Ghatak's choice in shooting normal conversations is equally alienating at first. Many of his shots break the rule of shooting at eye level, choosing angled shots without obvious motivation. Many conversations are also shot across the 180 degree line, but not in the Ozu style—instead we watch a conversation unfold from behind their heads. What do these get us? The Turn. The turn seems to be Ghatak's most crucial visual gesture, the type of key mise-en-scene move that Adrian Martin identifies in his new book on the subject. At key points, Neeta's face will be away from the camera, she will turn toward it, her eyes moving from a up situation to a down. These poetic turns are also deeply human, and bring us into her interiority. If we had to thematize it, we can generally say it is about identifying Neeta's own desires, ignored by everyone else, but caught by the camera. As Bhahksar Sarkar describes, Ghatak uses his strange lighting, framing, and editing to place us in "the 'impossible' physical space of the character's head" in order to bring us into the excessive melodrama.
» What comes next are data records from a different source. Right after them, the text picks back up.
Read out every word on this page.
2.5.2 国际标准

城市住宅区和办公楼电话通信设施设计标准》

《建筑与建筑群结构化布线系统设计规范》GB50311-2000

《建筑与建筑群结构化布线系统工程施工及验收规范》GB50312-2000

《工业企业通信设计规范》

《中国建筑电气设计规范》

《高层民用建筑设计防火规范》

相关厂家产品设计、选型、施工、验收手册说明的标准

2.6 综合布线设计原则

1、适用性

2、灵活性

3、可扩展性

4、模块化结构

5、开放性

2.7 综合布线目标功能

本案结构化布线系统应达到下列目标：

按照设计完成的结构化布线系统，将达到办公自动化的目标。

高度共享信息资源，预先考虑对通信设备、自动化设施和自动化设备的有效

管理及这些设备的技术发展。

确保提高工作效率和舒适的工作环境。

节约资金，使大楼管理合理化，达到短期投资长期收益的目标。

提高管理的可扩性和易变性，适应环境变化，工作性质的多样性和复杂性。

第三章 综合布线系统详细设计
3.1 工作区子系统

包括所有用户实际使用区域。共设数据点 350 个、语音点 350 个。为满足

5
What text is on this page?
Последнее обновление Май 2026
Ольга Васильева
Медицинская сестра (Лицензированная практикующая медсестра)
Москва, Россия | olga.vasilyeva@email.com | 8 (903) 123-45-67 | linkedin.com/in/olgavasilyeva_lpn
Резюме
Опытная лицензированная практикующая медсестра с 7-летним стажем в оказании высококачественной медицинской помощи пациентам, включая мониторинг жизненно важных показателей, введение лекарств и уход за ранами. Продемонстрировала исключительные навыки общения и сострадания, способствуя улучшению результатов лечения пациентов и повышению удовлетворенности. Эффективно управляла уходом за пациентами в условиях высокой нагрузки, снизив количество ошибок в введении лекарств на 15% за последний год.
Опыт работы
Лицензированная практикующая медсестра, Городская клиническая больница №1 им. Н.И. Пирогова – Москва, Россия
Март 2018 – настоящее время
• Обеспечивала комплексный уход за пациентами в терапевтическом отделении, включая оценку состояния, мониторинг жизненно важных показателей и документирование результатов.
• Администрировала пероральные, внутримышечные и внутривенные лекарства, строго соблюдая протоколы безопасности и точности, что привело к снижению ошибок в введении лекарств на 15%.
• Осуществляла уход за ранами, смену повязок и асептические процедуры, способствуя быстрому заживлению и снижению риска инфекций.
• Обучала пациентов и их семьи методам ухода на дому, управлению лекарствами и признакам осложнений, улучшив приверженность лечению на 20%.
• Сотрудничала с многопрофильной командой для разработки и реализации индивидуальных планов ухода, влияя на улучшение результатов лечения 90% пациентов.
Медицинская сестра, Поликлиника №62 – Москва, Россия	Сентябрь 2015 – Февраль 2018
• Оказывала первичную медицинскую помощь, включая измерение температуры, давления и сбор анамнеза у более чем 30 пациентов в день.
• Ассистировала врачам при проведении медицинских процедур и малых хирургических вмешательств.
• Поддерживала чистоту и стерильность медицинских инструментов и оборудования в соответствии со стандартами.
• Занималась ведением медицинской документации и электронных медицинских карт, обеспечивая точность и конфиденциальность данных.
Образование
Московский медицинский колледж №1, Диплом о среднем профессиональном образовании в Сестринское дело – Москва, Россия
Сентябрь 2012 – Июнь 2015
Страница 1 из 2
There are other aspects to Ghatak's cinematic form worth exploring, but then there's the million dollar question: where does Ghatak's form come from? Sarkar goes to great length to attempt to identify this within his own greater project of examining cinema's ability to view " a national trauma." And while we can place his narrative trajectories (the use of both melodrama and myth), as well as personal history as part of a partition-trauma narrative, how can we see the aesthetics themselves as a system that speaks to this as well? I was struck by Sarkar's description of the repetition of the sound of cooking, identified with the mother and thus when repeated out of context, it becomes "a vernacular expression that describes a soul ravaged by life's hardships as one that has been burnt to cinders." I'm not sure I entirely buy that, though the general point about how sounds become identified, constant repetitions of anxiety (most notably the UFO sound with Neeta's sickness—a literal alien invasion) is a key observation.

Sarkar notes that Ghatak is at least in some way indebted to Eisenstein's own writings on film, his "dictum that meaning is generated from the collision between elements, and not their union." But does the general principle 'His world was broken into two, so his cinema is broken up as well' hold water? I'm not so sure I can totally buy that beyond narrative elements. I'm reminded of the famous Movie interview from 1972 with Vincente Minnelli when asked about a shot of Glenn Ford looking at the sky in Four Horsemen of the Apocalypse.*

"Why does the camera go up now?
"Because he's looking at the sky."

*Stolen with love from Adrian's book.